Siedem odległych dolin

Autor: |
(mapa: www.siedemdolin.pl)
(mapa: www.siedemdolin.pl)

Minister środowiska utrzymał w mocy postanowienie dyrektora Popradzkiego Parku Krajobrazowego, który wiosną br. negatywnie zaopiniował projekt planu zagospodarowania przestrzennego zespołu sportowo-rekreacyjnego "Szczawniczek" na terenie wsi Złockie i Jastrzębik. To przesuwa w odległą przyszłość projekt budowy ośrodka "Siedem Dolin" przez sądecką firmę "Fakro". Władze gminy Muszyna mają teraz dwa wyjścia: mogą zaskarżyć tę decyzję do Wojewódzkiego Sądu Administracyjnego albo od nowa rozpocząć procedurę przygotowania projektu.
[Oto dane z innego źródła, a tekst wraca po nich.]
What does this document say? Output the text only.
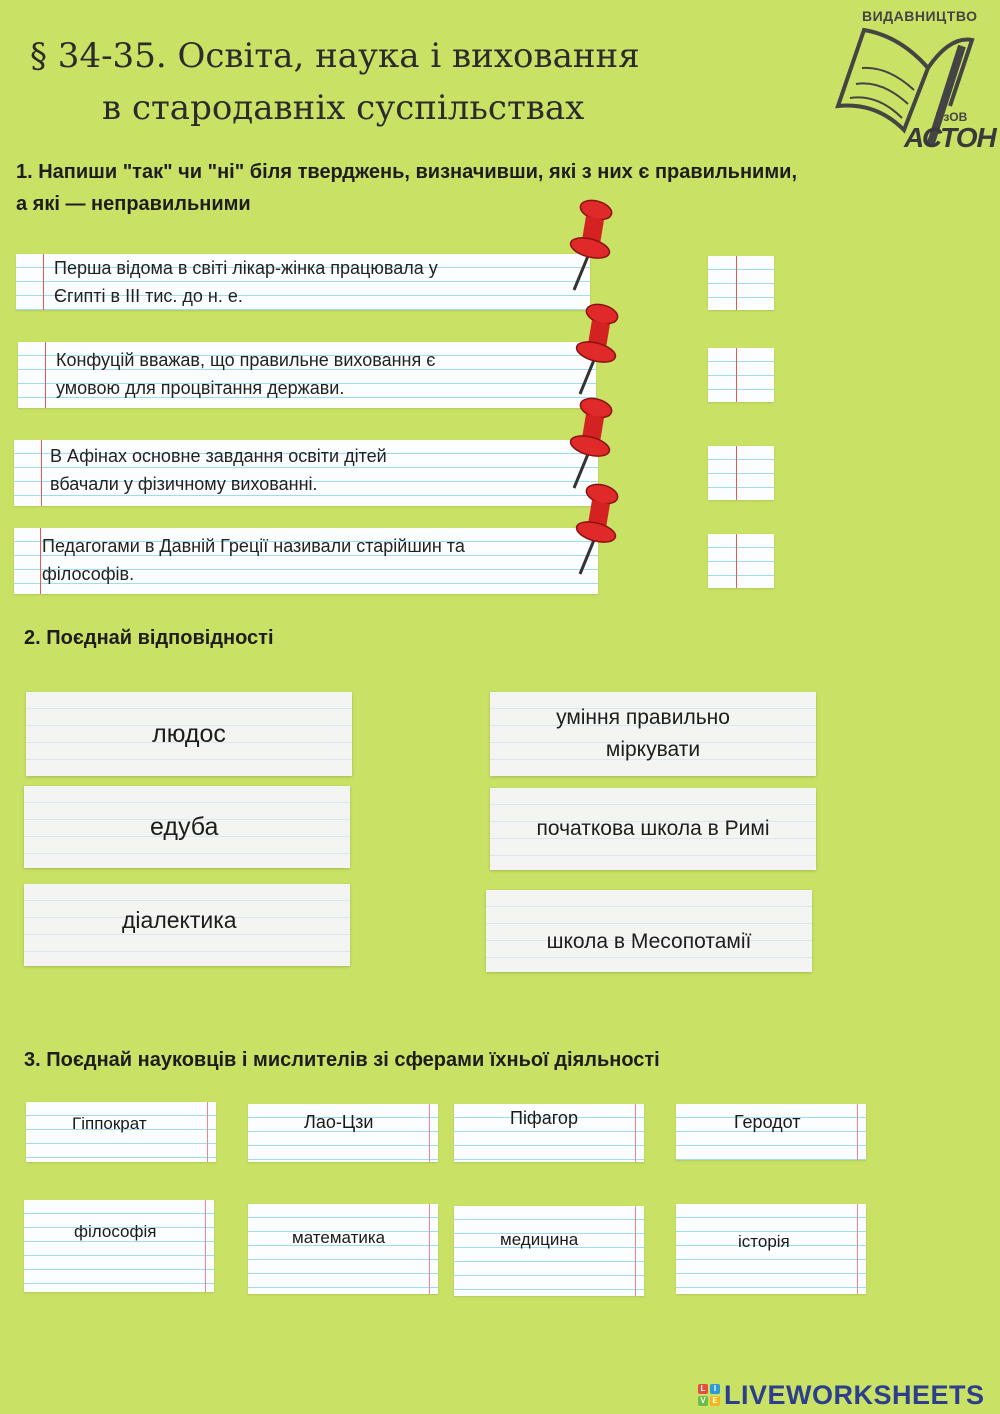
§ 34-35. Освіта, наука і виховання
в стародавніх суспільствах
ВИДАВНИЦТВО
ТзОВ
АСТОН
1. Напиши "так" чи "ні" біля тверджень, визначивши, які з них є правильними,
а які — неправильними
Перша відома в світі лікар-жінка працювала у
Єгипті в ІІІ тис. до н. е.
Конфуцій вважав, що правильне виховання є
умовою для процвітання держави.
В Афінах основне завдання освіти дітей
вбачали у фізичному вихованні.
Педагогами в Давній Греції називали старійшин та
філософів.
2. Поєднай відповідності
людос
едуба
діалектика
уміння правильно
міркувати
початкова школа в Римі
школа в Месопотамії
3. Поєднай науковців і мислителів зі сферами їхньої діяльності
Гіппократ	Лао-Цзи	Піфагор	Геродот
філософія	математика	медицина	історія
L	I
V E LIVEWORKSHEETS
Przypomnijmy, że prezes firmy "Fakro", Ryszard Florek, jest autorem koncepcji połączenia kilku, istniejących już i planowanych, stacji narciarskich w jedną całość, która ma się nazywać "Siedem Dolin" (Od Wierchomli w gm. Piwniczna, przez gm. Muszyna, po Jaworzynę, Słotwiny w gm. Krynica oraz Łosie i Roztokę w gm. Łabowa).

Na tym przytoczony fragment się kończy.